You don't day what year he is op but I assume yr7/8.

Agree with others, pick what he likes. If he can't choose then I personally would go for German and either Spanish or French. Just because of the greater variety of language.

Plus if you have done French and want to pic up Spanish it's a lot easier than picking up German.

Work wise, industry says it wants German first, then French, then Spanish it's think, then mandarin.

clary Tue 06-Feb-18 17:46:55

Sorry for stupid typos!!

Uninspirednamewise Tue 06-Feb-18 22:31:51

OP, I would encourage your DS to pick German as one of his options. My DD is taking French and Spanish at GCSE and although she is good at languages she does sometimes muddle the two because there are so many similarities.
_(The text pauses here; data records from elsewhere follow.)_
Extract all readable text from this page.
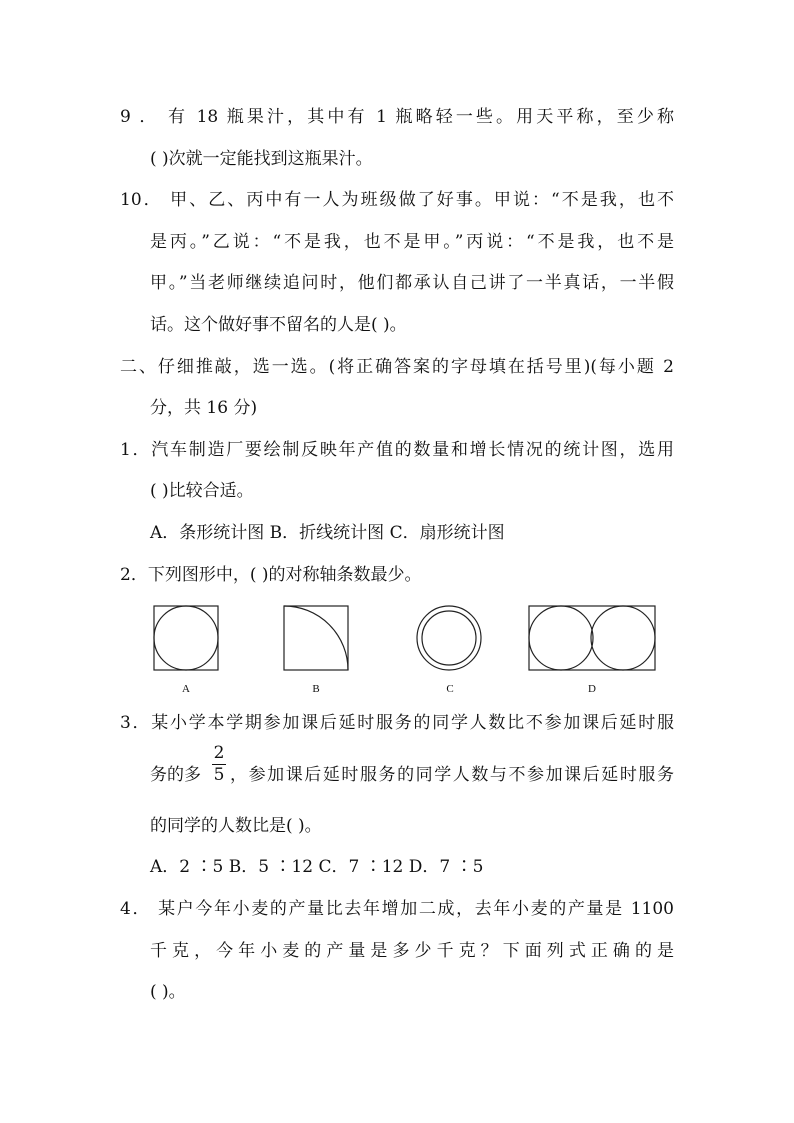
9 ． 有 18 瓶果汁，其中有 1 瓶略轻一些。用天平称，至少称
( )次就一定能找到这瓶果汁。
10． 甲、乙、丙中有一人为班级做了好事。甲说：“不是我，也不
是丙。”乙说：“不是我，也不是甲。”丙说：“不是我，也不是
甲。”当老师继续追问时，他们都承认自己讲了一半真话，一半假
话。这个做好事不留名的人是( )。
二、仔细推敲，选一选。(将正确答案的字母填在括号里)(每小题 2
分，共 16 分)
1．汽车制造厂要绘制反映年产值的数量和增长情况的统计图，选用
( )比较合适。
A．条形统计图 B．折线统计图 C．扇形统计图
2．下列图形中，( )的对称轴条数最少。
A	B	C	D
3．某小学本学期参加课后延时服务的同学人数比不参加课后延时服
务的多
2
5 ，参加课后延时服务的同学人数与不参加课后延时服务
的同学的人数比是( )。
A．2 ∶5 B．5 ∶12 C．7 ∶12 D．7 ∶5
4． 某户今年小麦的产量比去年增加二成，去年小麦的产量是 1100
千克，今年小麦的产量是多少千克？下面列式正确的是
( )。
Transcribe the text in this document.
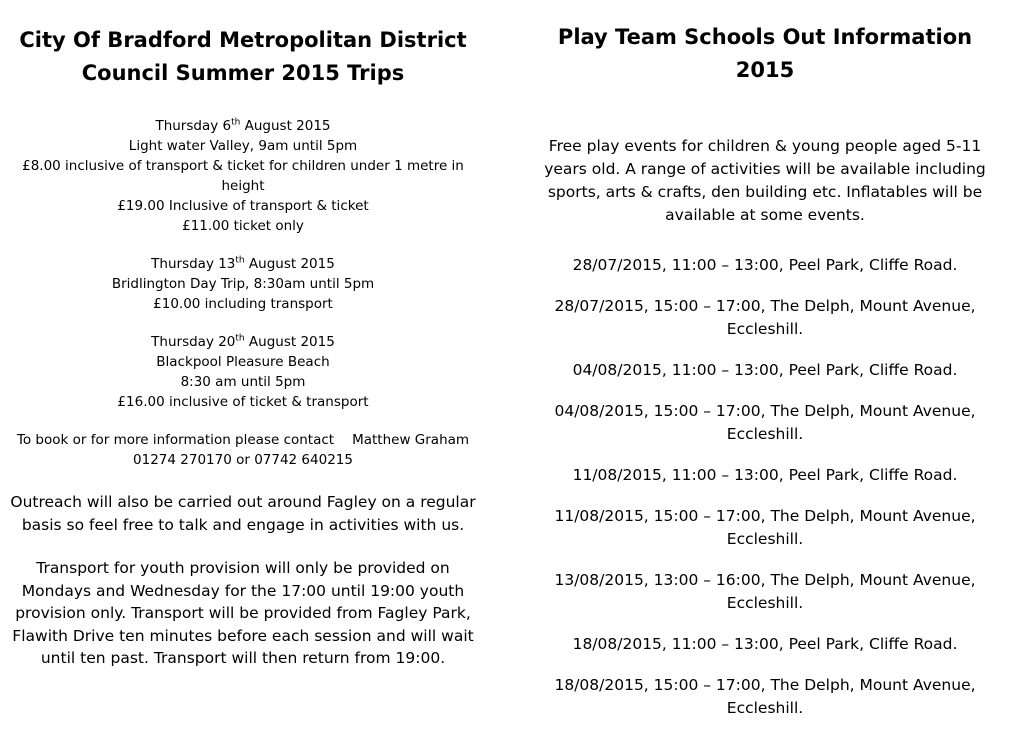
City Of Bradford Metropolitan District Council Summer 2015 Trips

Thursday 6th August 2015

Light water Valley, 9am until 5pm

£8.00 inclusive of transport & ticket for children under 1 metre in height

£19.00 Inclusive of transport & ticket

£11.00 ticket only

Thursday 13th August 2015

Bridlington Day Trip, 8:30am until 5pm

£10.00 including transport

Thursday 20th August 2015

Blackpool Pleasure Beach

8:30 am until 5pm

£16.00 inclusive of ticket & transport

To book or for more information please contact Matthew Graham

01274 270170 or 07742 640215

Outreach will also be carried out around Fagley on a regular basis so feel free to talk and engage in activities with us.

Transport for youth provision will only be provided on Mondays and Wednesday for the 17:00 until 19:00 youth provision only. Transport will be provided from Fagley Park, Flawith Drive ten minutes before each session and will wait until ten past. Transport will then return from 19:00.

Play Team Schools Out Information 2015

Free play events for children & young people aged 5-11 years old. A range of activities will be available including sports, arts & crafts, den building etc. Inflatables will be available at some events.

28/07/2015, 11:00 – 13:00, Peel Park, Cliffe Road.

28/07/2015, 15:00 – 17:00, The Delph, Mount Avenue, Eccleshill.

04/08/2015, 11:00 – 13:00, Peel Park, Cliffe Road.

04/08/2015, 15:00 – 17:00, The Delph, Mount Avenue, Eccleshill.

11/08/2015, 11:00 – 13:00, Peel Park, Cliffe Road.

11/08/2015, 15:00 – 17:00, The Delph, Mount Avenue, Eccleshill.

13/08/2015, 13:00 – 16:00, The Delph, Mount Avenue, Eccleshill.

18/08/2015, 11:00 – 13:00, Peel Park, Cliffe Road.

18/08/2015, 15:00 – 17:00, The Delph, Mount Avenue, Eccleshill.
As German is more different from both French and Spanish, there is much less risk of muddling the two languages if he does German as one of his options. (I took French and German to A level and never muddled the two.)

Another point is that German appears to be dying out at state schools and may therefore have more scarcity value in the jobs market in future.

egginacup Tue 06-Feb-18 22:43:17

MFL teacher here! Lucky boy, at my school they can only do one language 🙁 I would say he should think about what he likes and where he might want to travel in he future- if, for example, you are likely to go on holiday to Spain then I would go for that one. The new GCSE is much more rigorous than the language teaching we might remember from school- a good GCSE will give him a decent level of the language.

As an aside, you can often pick up Spanish at university without having done GCSE or A Level but the same doesn’t go for German or French, so if he wants to keep all his options open he might be best with German and French.

Vietnammark Wed 07-Feb-18 07:10:01

I very much agree with Cloud that French is not a dying language.

The British Council published this report last year:

Which, in summary, says the best modern foreign languages for Brits to learn are, in order:


TonTonMacoute Wed 07-Feb-18 10:04:38

As someone who is learning languages as an adult, for shits and giggles, I would say that learning French and Spanish together can be as confusing as it is helpful, because large chunks are similar but other parts are completely different.

It would be a bit easier if he already more advanced in one of the two.

Latin does help, but Greek is very, very hard. My DS did his A levels last summer, in Greek, Latin and Portuguese. He started Greek at 13, and nearly gave it up three times!